Write ability learning outcomes

 Ability learning outcomes describe the skills it is hoped that students will gain and can be divided into:

Subject-specific skills

Cognitive skills

Transferable skills

An example

Subject specific skills: Examples of appropriate verbs might include:

Research

enquire, investigate, research, question, initiate, seek

Application

illustrate, demonstrate, exemplify, apply, employ

Creativity

originate, invent, conceptualise, create, solve, produce

Cognitive skills more easily translate into effective learning outcome statements and, of module, the language of the outcomes should refer to the substantive subject knowledge contained in the ‘Module contents’.

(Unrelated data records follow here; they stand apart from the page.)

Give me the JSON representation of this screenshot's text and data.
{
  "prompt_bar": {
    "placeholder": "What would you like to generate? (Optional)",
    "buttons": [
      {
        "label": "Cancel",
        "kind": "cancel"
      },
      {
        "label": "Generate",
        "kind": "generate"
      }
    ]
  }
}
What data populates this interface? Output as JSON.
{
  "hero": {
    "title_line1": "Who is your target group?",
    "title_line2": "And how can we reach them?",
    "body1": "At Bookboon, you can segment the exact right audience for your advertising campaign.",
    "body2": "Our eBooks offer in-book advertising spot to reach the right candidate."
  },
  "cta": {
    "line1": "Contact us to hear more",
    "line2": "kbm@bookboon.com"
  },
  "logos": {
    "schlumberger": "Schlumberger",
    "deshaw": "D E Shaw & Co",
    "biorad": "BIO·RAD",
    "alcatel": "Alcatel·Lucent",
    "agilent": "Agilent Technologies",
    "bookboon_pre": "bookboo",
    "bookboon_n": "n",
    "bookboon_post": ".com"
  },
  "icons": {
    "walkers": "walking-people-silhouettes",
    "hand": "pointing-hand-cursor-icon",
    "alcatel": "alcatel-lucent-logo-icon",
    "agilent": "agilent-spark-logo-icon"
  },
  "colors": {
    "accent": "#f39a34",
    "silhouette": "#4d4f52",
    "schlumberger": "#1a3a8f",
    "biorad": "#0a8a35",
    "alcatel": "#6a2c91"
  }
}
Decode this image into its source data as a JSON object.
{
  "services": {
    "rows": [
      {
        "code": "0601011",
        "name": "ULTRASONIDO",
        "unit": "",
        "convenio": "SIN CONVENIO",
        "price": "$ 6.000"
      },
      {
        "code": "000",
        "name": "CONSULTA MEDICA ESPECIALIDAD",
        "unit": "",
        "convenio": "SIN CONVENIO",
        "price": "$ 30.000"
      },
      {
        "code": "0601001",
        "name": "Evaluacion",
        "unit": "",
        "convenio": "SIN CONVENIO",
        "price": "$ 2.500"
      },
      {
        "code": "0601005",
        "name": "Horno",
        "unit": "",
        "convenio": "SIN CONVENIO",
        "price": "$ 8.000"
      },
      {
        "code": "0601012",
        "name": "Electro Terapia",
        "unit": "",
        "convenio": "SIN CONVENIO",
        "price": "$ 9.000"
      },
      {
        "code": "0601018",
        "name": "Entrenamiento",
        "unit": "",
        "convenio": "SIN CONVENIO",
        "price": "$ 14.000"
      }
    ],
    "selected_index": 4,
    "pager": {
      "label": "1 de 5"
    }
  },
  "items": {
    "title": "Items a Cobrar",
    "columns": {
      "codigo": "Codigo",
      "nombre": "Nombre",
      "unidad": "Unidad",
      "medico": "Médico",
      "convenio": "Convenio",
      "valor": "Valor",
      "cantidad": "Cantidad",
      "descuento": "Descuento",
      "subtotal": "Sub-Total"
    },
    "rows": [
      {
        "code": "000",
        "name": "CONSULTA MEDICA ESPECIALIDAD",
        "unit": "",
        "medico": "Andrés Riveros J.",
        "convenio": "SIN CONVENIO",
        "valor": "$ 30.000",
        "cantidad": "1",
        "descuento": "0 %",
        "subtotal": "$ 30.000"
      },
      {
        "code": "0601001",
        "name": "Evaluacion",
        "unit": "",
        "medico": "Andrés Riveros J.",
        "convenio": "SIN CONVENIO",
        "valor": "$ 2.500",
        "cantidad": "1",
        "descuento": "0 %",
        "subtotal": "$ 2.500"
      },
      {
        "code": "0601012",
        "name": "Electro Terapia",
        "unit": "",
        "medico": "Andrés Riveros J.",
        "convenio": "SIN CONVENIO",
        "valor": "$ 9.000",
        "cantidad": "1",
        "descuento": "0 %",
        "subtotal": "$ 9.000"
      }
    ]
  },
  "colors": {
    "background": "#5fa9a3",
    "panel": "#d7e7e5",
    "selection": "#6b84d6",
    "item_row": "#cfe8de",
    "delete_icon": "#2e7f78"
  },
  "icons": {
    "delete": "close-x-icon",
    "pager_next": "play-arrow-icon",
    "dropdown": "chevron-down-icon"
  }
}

It is important, especially when matching the learning outcome to an appropriate assessment, to select the most suitable verb. Examples of verbs used in outcomes relating to intellectual ability might include:

Replication

state, list, name, record, indicate, recount, define, outline

Interpretation

discuss, clarify, recognise, describe, restate, explain

Analysis

compare, contrast, distinguish, appraise, debate, analyse, examine, categorise

Synthesis

formulate, plan, design, develop, redefine, propose

Evaluation

assess, criticise, evaluate, appraise, judge, discriminate, estimate

Exposition

make distinctions, achieve coherence, conceptualise, display ideas

Transferable skills: Examples of appropriate verbs might include:

Communication

express, précis, articulate, advocate, argue, present, justify, formalise, question, defend, examine, explain, summarise, illustrate

Co-operation

co-operate, interact, establish rapport, collaborate, listen, respond, participate,

Organisation

direct, co-ordinate, arbitrate, guide, initiate, lead, motivate, direct

An example

Here is an example of how (part of) the ‘Module contents’ section of a module in English Language might appear:

  1. The basic principles of semiotic analysis with particular reference to the use of symbols and icons in human communication.
  2.  The basic principles of linguistic analysis with particular reference to sound (phonetics), grammar (syntax) and meaning (semantics).
  3. The phonemic transcription of English.

And the following shows how the substantive content contained under the ‘Module Contents’ heading might be reflected under the ‘Learning Outcomes’ heading of the module specification:

On successful completion of this module, students will be able to:

Cognitive skills 

Analyse visual and written material using the basic principles of semiotic and linguistic analysis.

Subject specific skills Judge the effectiveness of specific examples of human communication through application of basic semiotic and linguistic principles. 

Encode and decode English words and sentences using simple phonemic transcription.

Transferable skills

Demonstrate competence in group report writing.